With unemployment below 3.5 % in many parts of the county, economic development organizations are becoming employee recruitment agencies for existing businesses. Over half of the economic development staff at one large economic development organization I visited recently was engaged in talent recruitment. The long lead time for training programs to upgrade skills will drive the need to find and recruit pockets of talent from other geographic areas where layoffs and plant closings have occurred.
To support this need to find pools of talent, our firm has developed a searchable national database to track layoffs and plant closings.
For example, Mitsubishi has announced in November 2015 that they are closing their assembly plant in Normal, IL and will lay off 1,260 works. Mitsubishi’s closing has resulted in a number of their parts suppliers also closing.

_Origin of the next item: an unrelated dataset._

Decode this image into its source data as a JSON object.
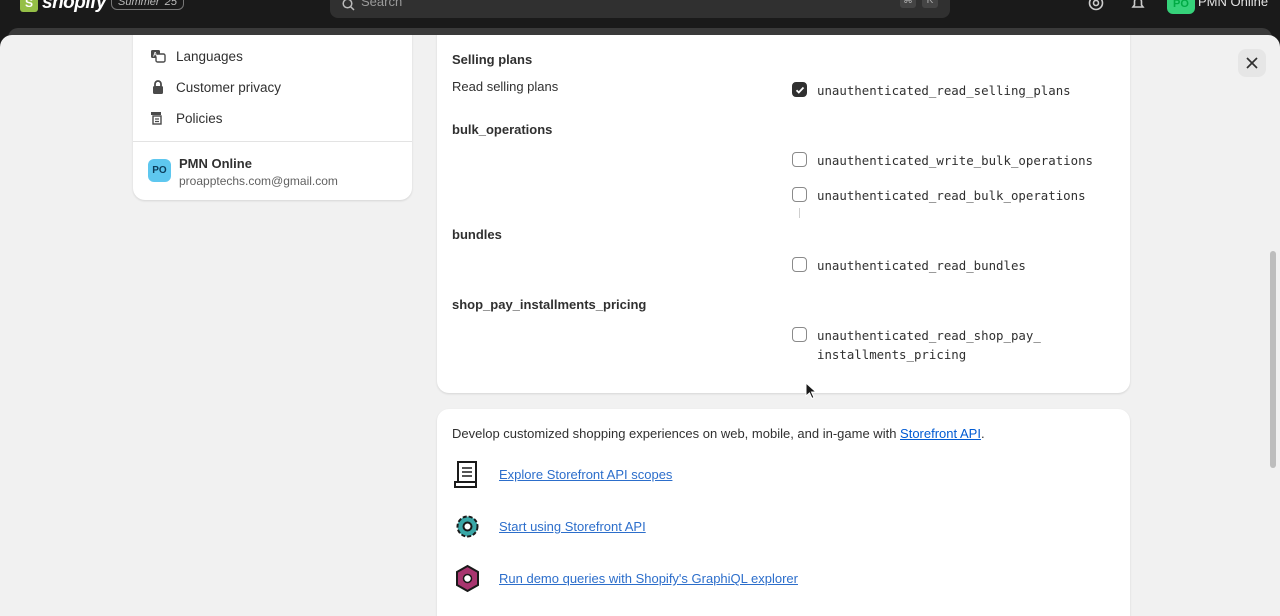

This type of business intelligence will help site locations consultants identify locations with available workers and enable economic development organizations and employee recruiters to target their recruitment efforts using social media.
2015 saw a number of telecommunication companies announce their 1-gigabit projects for major cities in competition with the Google Fiber initiative. Chattanooga just announced that their municipal utility would up the speed of their community-owned network from a 1-gigabit system to 10 gigabits. Here in Holland, MI, our Board of Public Works will launch our 1-gigabit pilot project in January 2016. Many cities throughout the country are finding that broadband fiber has become a basic infrastructure needed to connect to the global marketplace of ideas and commerce.
2015 saw a number of data breaches including the Director of the CIA’s personal email, voting records of 190 million voters including name, address, phone number, and voting record, major banks’ credit card data, and other cyber attacks resulting in losses estimated to $400 billion.
As a result of these attacks and subsequent cost, cyber security has become a major growth industry. In fact, it is one of the fastest growing sectors we see. Wall Street is now pouring millions of dollars into these companies fueling their rapid growth.
The growth and sophistication of the attacks are expected to increase dramatically in 2016 with our smart phones being the most vulnerable through website browsing and apps containing viruses. Much effort is underway to provide users with a safe and secure communication infrastructure.
The exponential rate of increase in computing power, and the subsequent drop in cost, have spawned a technology revolution in machine learning and artificial intelligence, making our smartphones event smarter, enhancing medical diagnosis (IBM Watson), and aiding in fraud detection for credit card companies.
Predictive analytics and machine learning (pattern recognition) will create what will feel like (and maybe are) an invasion of your privacy. Your use of the Internet leaves a digital trail of data that will be exploited. For example, even my Fitbit is leaving a digital trail of my exercise, the food I consume, and more. Our Google searches and our LinkedIn and Facebook profiles all contain valuable data that allow marketers to target their audience in great detail as well as predict future needs and desires.
During breakfast the other day, my friend told me about his virtual assistant, which turns out to be a human in another part of the planet that schedules his travel, makes appointments, and takes care of mundane tasked to free him to focus on his start-up business. More and more of us will be working remotely in collaboration with partner organizations at different locations. The value we add collectively will warrant our partnership and enable us do to things we could not do by ourselves.
The majority of our research is conducted by Whittaker Analytics, staffed by a well-educated team in Kathmandu, Nepal. Nepal is in the Himalayan Mountains located between India on the south and China on the north.